Though budgets at all levels of government are being cut, there’s still a range of programs overseen by the state available to help cities, business owners and residents with housing and economic development needs.
Saralyn Stafford, assistant commissioner for External Affairs & Local Government Assistance at the Georgia Department of Community Affairs, outlined a number of those at a meeting of the Macon City Council’s Community Resources and Development Committee this week.
Macon is already making great use of DCA aid in many areas, such as a $1.5 million grant intended to turn Atlantic Cotton Mill into apartments, Stafford said. The grant is being redirected because the mill building burned in March.
“We’re hoping to find a suitable project very soon on that one,” she said.
And the city has made good use of a $4.1 million Neighborhood Stabilization Grant, to renovate single-family houses and build new affordable housing, Stafford said.
“We point to y’all as an example of how this program should work,” she said.
But it’s not just the city that can get help from DCA. Tax credits, grants, loans and technical assistance are available to businesses, property owners and homebuyers, Stafford said.
Georgia was one of seven states to get money for home mortgage help under the last phase of the federal Troubled Asset Relief Program.
“We received about $339 million for this program,” she said.
Starting this past April, some Georgia homebuyers who are behind on mortgage payments because of job loss can get a forgivable loan to make their payments for up to 18 months, Stafford said.
The program is expected to help about 18,000 Georgia families and can be used on mortgages up to $417,000, she said.
Those already in foreclosure aren’t eligible, but those who had good payment records before becoming unemployed or underemployed can fill out a simple online application, Stafford said.
“How do you define ‘underemployed?’” City Councilman Larry Schlesinger asked.
Generally, it means people who have had to take jobs paying much less than their previous ones because of the recession, but a detailed definition is on the Georgia HomeSafe website, Stafford said.
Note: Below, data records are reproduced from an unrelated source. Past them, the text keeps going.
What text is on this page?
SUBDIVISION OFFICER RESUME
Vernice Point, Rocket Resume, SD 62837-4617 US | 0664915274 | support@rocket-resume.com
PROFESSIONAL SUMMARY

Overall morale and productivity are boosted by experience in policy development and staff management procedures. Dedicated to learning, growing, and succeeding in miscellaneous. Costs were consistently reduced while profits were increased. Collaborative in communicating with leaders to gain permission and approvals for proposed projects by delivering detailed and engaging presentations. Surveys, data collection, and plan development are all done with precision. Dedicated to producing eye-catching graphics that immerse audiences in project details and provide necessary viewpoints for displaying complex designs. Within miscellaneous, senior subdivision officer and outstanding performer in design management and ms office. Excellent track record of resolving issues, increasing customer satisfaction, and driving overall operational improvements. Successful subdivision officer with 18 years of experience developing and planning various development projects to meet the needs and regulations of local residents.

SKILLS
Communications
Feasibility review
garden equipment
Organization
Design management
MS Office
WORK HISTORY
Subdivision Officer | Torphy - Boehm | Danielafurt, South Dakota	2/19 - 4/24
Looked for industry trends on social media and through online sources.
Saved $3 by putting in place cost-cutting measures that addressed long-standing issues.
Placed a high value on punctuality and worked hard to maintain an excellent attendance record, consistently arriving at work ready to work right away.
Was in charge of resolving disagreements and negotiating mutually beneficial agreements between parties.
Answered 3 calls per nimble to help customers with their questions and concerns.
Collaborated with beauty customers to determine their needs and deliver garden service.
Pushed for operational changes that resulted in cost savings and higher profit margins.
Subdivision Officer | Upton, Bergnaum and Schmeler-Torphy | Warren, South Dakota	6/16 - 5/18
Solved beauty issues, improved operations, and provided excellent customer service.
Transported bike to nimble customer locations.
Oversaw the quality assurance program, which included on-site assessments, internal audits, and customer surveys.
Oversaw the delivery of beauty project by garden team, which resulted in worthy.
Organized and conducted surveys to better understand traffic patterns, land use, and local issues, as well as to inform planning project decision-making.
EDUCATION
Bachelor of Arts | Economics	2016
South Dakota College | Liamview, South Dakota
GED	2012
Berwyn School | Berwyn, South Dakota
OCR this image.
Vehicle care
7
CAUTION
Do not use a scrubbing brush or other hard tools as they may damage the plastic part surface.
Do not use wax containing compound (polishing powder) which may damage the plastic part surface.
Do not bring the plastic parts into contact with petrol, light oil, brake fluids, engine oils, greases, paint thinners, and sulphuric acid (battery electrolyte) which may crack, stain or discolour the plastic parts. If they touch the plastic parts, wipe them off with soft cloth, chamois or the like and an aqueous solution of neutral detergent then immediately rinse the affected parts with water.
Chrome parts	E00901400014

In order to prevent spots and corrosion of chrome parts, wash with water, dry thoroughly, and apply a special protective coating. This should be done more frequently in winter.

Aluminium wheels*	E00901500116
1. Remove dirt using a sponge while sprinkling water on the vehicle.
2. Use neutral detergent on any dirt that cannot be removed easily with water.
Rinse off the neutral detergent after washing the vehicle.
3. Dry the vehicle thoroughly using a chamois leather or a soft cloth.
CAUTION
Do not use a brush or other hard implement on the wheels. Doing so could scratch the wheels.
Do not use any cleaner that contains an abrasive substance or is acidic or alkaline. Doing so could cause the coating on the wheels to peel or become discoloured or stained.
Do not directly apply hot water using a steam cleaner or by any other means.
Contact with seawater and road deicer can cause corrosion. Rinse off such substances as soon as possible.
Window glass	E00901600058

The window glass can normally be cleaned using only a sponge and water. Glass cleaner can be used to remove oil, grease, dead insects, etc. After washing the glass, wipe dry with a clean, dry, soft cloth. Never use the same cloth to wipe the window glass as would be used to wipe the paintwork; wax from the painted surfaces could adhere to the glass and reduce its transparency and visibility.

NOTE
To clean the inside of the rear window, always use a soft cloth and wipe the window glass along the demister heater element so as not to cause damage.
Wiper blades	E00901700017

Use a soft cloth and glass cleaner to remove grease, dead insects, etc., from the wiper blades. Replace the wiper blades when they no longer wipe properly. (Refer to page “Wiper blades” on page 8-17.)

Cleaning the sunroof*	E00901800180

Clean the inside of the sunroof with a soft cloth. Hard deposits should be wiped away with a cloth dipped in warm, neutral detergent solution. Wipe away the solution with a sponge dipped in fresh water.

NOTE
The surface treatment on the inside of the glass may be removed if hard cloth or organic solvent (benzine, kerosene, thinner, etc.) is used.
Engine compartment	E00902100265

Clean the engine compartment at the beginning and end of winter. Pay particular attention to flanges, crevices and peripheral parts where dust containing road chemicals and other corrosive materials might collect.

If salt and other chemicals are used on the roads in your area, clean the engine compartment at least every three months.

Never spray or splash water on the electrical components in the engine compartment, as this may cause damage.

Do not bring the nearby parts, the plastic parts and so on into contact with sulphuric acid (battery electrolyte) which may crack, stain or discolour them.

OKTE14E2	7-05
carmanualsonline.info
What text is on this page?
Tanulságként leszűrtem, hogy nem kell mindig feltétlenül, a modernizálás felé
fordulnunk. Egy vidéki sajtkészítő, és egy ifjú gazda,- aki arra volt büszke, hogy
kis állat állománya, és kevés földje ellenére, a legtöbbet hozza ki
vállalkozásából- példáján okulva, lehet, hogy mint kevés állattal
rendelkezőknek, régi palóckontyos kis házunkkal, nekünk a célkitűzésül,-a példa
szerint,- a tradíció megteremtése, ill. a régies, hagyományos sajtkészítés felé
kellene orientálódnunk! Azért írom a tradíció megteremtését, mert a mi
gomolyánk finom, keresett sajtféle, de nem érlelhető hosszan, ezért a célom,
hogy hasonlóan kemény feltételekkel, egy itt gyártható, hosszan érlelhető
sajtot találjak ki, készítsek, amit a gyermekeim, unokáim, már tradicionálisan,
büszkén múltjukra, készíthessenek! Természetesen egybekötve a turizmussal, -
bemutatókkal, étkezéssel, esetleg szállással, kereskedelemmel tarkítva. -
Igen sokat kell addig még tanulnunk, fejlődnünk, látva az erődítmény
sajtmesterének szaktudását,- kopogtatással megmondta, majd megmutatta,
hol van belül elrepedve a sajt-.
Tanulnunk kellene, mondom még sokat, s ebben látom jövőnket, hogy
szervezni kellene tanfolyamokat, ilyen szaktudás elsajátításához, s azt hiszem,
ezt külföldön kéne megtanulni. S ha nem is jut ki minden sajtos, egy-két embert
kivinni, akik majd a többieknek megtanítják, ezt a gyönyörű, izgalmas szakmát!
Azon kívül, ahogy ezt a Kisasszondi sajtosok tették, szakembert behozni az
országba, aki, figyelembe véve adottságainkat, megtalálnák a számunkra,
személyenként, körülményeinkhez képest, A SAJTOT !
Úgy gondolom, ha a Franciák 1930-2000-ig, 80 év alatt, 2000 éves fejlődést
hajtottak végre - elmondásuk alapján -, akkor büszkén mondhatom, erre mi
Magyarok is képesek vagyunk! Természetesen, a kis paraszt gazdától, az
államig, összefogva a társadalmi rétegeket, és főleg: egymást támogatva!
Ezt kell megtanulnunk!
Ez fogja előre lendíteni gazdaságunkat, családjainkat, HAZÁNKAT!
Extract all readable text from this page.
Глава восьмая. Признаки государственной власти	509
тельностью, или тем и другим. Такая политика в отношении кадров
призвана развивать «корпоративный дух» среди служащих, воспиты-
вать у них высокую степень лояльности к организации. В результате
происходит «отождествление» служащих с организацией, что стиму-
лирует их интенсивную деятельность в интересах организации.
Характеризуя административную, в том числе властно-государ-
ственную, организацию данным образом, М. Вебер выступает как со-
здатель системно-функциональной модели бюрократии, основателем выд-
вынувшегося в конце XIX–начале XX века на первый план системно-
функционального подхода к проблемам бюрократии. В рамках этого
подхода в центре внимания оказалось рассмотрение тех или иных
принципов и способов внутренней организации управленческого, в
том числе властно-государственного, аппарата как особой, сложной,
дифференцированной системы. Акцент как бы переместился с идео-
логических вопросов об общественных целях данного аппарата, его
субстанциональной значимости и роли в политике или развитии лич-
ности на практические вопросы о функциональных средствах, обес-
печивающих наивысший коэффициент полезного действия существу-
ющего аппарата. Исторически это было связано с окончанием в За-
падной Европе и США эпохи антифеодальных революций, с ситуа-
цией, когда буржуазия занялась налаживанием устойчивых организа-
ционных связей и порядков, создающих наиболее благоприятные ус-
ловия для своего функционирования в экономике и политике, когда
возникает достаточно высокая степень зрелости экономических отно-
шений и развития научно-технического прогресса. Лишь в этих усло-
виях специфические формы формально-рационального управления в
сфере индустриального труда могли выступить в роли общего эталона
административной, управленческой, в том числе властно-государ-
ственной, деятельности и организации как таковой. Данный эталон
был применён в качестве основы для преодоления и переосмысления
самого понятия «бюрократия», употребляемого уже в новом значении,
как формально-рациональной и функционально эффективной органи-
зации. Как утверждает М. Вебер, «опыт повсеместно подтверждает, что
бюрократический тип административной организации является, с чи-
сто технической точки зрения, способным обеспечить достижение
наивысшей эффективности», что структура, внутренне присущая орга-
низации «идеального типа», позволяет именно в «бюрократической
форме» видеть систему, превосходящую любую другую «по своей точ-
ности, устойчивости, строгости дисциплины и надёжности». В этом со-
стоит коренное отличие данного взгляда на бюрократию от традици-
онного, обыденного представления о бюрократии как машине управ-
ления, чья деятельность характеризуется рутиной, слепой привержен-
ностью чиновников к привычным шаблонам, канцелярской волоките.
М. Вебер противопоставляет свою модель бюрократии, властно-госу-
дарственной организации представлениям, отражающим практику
People who get the loan can have all of it forgiven if they make regular mortgage payments for the next five years, she said.
With the aim of redeveloping downtown Macon and other commercial areas, the BoomTown initiative can give businesses tax credits for hiring in specific areas and loans to help growth.
That website is open for anyone to explore, with specific information for various professions such as accountants, attorneys, landowners, lenders and developers.
For residential property rental, there’s a listing-and-search site for landlords and prospective tenants.
Just in Macon, there are 293 properties listed, but obviously there are hundreds more that could be posted, Stafford said.